Not having risk factors does not mean you cannot get hamstring strains. These factors are for reference only. You should consult your doctor for more details.
Understand the diagnosis & treatment
The information provided is not a substitute for any medical advice. ALWAYS consult with your doctor for more information.
How is MRSA diagnosed?
Diagnosis is made by getting samples of skin, pus, blood, urine, or secretions from the nose. These are cultured (grown) in a laboratory to see whether MRSA bacteria are present.
How is MRSA treated?
Some infections may not need antibiotics. Abscesses are first treated with incision and drainage. Possible drugs include trimethoprim/sulfamethoxazole and newer ones such as linezolid, daptomycin, quinupristin/dalfopristin, tigecycline, and telavancin. People with HA-MRSA infections can be isolated. Visitors and health care workers should wear protective clothes, and wash hands after patient contact.
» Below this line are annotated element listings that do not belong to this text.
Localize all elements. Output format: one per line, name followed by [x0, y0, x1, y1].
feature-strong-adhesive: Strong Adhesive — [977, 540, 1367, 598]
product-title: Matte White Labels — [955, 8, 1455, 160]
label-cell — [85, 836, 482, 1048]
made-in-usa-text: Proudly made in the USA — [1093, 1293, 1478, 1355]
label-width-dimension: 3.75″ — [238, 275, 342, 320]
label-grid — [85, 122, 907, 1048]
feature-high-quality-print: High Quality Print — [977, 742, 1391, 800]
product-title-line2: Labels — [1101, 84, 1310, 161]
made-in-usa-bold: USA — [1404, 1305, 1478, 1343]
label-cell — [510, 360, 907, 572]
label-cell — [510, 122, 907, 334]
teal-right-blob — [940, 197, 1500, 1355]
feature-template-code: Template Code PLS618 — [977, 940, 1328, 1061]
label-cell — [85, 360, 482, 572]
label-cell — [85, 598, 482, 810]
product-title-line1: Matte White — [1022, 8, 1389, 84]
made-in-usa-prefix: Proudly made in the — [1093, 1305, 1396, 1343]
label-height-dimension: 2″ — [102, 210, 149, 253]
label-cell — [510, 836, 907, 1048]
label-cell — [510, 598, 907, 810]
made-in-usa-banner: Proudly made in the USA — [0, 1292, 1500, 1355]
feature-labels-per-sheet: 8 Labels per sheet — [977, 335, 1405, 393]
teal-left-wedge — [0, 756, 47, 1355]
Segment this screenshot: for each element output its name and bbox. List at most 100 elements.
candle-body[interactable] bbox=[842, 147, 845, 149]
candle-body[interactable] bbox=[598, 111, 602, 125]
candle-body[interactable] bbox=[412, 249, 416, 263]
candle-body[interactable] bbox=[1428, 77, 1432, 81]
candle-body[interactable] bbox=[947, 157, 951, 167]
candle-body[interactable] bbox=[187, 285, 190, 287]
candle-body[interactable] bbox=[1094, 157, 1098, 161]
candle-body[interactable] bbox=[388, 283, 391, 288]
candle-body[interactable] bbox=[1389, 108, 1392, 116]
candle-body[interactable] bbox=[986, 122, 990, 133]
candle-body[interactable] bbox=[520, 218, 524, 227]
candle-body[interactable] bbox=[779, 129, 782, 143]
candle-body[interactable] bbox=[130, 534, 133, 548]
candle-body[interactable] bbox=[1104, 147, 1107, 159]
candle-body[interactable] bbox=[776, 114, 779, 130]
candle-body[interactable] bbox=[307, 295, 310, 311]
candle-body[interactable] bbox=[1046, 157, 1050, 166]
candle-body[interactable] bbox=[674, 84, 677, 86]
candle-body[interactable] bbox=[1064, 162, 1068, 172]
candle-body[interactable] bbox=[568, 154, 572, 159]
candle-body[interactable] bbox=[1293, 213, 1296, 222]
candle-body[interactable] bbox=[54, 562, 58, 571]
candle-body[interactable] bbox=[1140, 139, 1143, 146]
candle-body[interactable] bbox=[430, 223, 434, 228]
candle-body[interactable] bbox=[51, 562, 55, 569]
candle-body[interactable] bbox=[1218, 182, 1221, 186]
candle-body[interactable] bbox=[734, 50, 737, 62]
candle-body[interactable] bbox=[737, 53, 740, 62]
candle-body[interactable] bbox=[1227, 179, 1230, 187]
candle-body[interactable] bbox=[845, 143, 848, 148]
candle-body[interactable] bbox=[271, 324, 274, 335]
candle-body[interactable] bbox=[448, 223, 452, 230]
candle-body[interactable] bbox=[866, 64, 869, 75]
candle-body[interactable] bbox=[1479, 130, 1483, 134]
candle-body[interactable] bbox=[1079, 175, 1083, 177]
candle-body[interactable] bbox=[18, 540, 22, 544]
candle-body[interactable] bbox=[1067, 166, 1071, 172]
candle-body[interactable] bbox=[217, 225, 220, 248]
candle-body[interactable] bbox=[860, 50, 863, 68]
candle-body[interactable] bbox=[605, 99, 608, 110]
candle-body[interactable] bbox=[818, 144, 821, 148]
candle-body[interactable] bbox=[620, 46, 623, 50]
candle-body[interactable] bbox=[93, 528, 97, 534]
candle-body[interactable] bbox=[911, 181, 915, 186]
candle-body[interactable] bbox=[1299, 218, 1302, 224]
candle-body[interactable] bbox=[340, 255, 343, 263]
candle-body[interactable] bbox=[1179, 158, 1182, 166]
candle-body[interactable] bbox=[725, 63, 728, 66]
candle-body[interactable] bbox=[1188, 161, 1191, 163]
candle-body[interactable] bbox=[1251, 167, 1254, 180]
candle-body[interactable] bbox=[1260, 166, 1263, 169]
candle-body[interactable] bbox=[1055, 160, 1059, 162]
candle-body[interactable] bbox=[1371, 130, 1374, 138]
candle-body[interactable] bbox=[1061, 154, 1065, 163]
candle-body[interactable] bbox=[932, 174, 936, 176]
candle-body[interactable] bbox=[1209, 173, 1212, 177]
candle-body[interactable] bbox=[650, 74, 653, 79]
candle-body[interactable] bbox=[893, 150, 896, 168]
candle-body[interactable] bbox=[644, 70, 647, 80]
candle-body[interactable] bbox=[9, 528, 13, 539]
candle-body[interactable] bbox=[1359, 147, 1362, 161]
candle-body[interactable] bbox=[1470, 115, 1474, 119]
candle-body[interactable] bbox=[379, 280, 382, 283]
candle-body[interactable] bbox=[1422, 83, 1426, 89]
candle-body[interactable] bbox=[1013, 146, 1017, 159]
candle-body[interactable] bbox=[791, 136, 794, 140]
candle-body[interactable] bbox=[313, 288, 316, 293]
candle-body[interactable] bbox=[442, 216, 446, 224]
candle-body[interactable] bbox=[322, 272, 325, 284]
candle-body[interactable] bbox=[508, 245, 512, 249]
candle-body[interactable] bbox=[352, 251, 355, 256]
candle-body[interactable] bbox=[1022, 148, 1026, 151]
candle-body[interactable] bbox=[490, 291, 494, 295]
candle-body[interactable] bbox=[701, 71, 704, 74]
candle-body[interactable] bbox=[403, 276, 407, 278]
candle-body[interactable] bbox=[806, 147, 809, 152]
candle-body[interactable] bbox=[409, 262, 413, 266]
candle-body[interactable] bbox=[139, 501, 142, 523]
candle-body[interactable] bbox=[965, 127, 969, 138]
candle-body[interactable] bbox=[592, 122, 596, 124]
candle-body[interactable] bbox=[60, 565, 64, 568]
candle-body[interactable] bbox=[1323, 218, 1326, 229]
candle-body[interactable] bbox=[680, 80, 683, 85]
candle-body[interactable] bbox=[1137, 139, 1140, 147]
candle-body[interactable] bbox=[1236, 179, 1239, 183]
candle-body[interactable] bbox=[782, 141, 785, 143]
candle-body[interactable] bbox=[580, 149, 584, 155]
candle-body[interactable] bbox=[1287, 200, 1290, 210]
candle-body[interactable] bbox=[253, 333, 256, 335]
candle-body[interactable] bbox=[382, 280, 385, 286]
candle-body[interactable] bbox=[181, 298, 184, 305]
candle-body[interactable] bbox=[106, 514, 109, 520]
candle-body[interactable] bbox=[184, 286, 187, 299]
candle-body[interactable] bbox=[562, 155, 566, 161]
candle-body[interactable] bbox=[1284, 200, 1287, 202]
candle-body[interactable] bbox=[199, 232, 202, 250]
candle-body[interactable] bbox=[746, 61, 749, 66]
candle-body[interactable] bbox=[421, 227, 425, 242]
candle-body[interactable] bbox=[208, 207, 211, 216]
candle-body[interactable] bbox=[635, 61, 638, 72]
Room surfaces and laundry should be disinfected.
Lifestyle changes & home remedies
What are some lifestyle changes or home remedies that can help me manage MRSA?
The following lifestyles and home remedies might help you cope with MRSA:
- Re-examine punctually to keep track on the disease’s progress and your health condition.
- Follow doctor’s instruction
- Remember that hand-washing is the best way to stop spreading infections.
- Change and wash linens often. Use hot water and hot dryers for bed linens and towels. Clean areas around sick people.
If you have any questions, please consult with your doctor to better understand the best solution for you.
Hello Health Group does not provide medical advice, diagnosis or treatment.
Ferri, Fred. Ferri’s Netter Patient Advisor. Philadelphia, PA: Saunders / Elsevier, 2012. Download version.